La mise en cause de 50 ans, Farida C., sera jugée le 25 septembre prochain au tribunal de Paris. En outre, elle a déposé plainte à l’Inspection générale de la police nationale (IGPN), estimant avoir subi des violences illégitimes de la part des forces de l’ordre.

« Ces propos sont indignes de ses fonctions » réagit un syndicat de policiers

Des déclarations au nom du gouvernement qui horripilent les policiers, alors qu’un mouvement de colère dure depuis une quinzaine de jours dans leurs rangs, suite aux déclaration du ministre de l’Intérieur Christophe Castaner.

« Les propos de la porte-parole du gouvernement sont intolérables ! », s’indigne Loïc Walder, délégué en charge de la communication du syndicat UNSA Police. « Alors que les policiers viennent tout juste d’exprimer leur ras-le-bol lors d’une manifestation symbolique aux portes mêmes du ministère de l’Intérieur, il est tout à fait scandaleux que Madame Ndiaye tiennent de tels propos », ajoute-t-il.


« Ces propos, tenus par la porte parole du gouvernement Sibeth Ndiaye, sont indignes de ses fonctions », a également réagi le syndicat des commissaires de la police nationale (SCPN), sur Twitter.

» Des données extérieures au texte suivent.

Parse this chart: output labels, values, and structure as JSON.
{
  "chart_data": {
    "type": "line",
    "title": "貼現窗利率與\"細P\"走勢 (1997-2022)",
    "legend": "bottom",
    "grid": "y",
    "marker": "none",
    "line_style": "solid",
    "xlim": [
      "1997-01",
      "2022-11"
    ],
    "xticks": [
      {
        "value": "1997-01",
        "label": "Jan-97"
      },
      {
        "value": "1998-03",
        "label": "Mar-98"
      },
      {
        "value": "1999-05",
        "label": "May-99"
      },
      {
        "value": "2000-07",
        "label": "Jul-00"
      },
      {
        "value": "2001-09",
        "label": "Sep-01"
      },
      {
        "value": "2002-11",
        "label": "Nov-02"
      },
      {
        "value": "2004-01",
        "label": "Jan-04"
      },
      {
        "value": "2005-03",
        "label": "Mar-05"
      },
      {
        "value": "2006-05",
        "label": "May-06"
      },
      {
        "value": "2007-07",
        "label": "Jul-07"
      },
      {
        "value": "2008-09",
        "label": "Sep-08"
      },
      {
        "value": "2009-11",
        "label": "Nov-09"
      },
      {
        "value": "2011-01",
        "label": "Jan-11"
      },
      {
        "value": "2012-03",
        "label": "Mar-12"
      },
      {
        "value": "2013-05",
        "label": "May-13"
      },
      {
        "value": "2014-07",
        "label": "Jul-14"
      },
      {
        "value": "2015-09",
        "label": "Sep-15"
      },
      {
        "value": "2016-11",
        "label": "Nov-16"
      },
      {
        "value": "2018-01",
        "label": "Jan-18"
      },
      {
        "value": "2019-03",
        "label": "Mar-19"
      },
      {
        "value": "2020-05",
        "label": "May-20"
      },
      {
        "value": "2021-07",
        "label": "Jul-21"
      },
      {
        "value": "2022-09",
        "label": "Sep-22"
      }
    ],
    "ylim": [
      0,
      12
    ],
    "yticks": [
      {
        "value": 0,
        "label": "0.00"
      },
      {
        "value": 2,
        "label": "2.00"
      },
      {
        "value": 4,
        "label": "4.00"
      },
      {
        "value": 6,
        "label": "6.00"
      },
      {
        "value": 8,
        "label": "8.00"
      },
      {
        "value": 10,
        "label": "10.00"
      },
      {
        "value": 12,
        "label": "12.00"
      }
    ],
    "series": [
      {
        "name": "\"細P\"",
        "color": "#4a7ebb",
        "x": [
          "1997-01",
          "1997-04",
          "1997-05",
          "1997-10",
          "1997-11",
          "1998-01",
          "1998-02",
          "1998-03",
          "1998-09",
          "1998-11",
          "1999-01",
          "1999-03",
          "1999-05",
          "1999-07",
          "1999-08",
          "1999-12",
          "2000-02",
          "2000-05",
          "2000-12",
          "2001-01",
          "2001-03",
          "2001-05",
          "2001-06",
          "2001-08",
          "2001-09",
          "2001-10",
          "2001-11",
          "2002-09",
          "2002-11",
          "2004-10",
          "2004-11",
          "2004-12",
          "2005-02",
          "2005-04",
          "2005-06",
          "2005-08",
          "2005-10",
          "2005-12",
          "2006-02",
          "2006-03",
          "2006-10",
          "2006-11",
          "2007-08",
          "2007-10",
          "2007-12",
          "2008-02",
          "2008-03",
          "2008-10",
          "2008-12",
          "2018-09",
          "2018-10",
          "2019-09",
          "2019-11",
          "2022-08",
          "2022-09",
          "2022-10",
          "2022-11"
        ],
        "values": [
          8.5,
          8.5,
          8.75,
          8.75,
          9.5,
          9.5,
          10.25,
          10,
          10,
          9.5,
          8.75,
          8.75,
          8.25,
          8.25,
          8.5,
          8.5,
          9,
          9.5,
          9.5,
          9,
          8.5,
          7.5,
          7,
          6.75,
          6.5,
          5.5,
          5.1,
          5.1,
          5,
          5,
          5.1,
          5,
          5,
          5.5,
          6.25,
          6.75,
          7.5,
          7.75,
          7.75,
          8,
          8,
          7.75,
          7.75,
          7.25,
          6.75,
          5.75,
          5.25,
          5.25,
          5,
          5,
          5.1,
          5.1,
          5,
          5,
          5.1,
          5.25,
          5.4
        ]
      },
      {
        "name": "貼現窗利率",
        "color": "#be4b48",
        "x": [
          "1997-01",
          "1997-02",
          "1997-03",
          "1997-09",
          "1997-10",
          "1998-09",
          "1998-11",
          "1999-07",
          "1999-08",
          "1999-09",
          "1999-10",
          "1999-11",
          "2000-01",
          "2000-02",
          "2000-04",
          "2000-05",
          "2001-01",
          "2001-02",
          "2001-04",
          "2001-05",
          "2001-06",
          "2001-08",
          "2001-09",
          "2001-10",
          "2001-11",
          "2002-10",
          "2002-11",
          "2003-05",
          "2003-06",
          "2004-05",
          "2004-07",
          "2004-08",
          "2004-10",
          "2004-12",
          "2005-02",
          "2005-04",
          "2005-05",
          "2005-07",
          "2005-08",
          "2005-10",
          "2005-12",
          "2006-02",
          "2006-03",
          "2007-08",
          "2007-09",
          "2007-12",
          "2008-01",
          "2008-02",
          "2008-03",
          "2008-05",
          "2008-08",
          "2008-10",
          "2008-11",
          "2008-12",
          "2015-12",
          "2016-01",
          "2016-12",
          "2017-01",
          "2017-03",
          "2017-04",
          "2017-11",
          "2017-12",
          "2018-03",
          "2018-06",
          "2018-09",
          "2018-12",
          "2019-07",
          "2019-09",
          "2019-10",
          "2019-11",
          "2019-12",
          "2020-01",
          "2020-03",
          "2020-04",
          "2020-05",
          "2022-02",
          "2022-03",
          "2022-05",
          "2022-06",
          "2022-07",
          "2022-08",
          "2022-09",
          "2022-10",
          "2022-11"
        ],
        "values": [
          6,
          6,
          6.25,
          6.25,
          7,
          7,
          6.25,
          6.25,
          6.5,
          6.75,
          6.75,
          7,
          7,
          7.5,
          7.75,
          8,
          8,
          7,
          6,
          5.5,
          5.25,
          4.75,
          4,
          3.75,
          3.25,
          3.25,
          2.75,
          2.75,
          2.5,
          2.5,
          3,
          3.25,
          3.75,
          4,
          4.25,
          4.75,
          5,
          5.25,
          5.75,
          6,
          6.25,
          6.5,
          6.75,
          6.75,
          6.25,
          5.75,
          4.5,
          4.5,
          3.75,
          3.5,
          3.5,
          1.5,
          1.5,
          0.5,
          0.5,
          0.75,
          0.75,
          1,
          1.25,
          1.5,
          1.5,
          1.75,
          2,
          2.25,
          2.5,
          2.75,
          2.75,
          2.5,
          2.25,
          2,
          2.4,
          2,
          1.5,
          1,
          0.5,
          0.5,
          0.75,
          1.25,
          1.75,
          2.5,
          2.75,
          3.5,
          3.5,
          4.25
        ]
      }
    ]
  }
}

« Nous en appelons désormais au président Emmanuel Macron ou au Premier ministre Édouard Philippe : de tels propos tenus par des ministres du gouvernement sont contraires aux valeurs de la République et contribuent au désordre sécuritaire de notre pays. Cela ne peut plus durer », peste l’organisation.

« Encore une incongruité de plus et un manque de soutien ferme vis à vis des forces de l’ordre », a de son côté écrit le syndicat Unité SGP Police FO, sur Twitter.

« Elle est soit bête, ou irresponsable ? »

Alliance Police Nationale réclame pour sa part un changement de porte-parole du gouvernement dans un communiqué ce lundi matin : « Alliance demande au président de la République de limoger sans tarder sa porte-parole irresponsable ». « Alliance Police Nationale ne saurait vous expliquer Monsieur le président : « elle est soit bête, ou irresponsable ? » », peut-on également lire.

« Une avanie de plus… comment un membre du gouvernement peut-il débiter de telles âneries ? », s’interroge le syndicat de police Synergie-Officiers dans un tweet.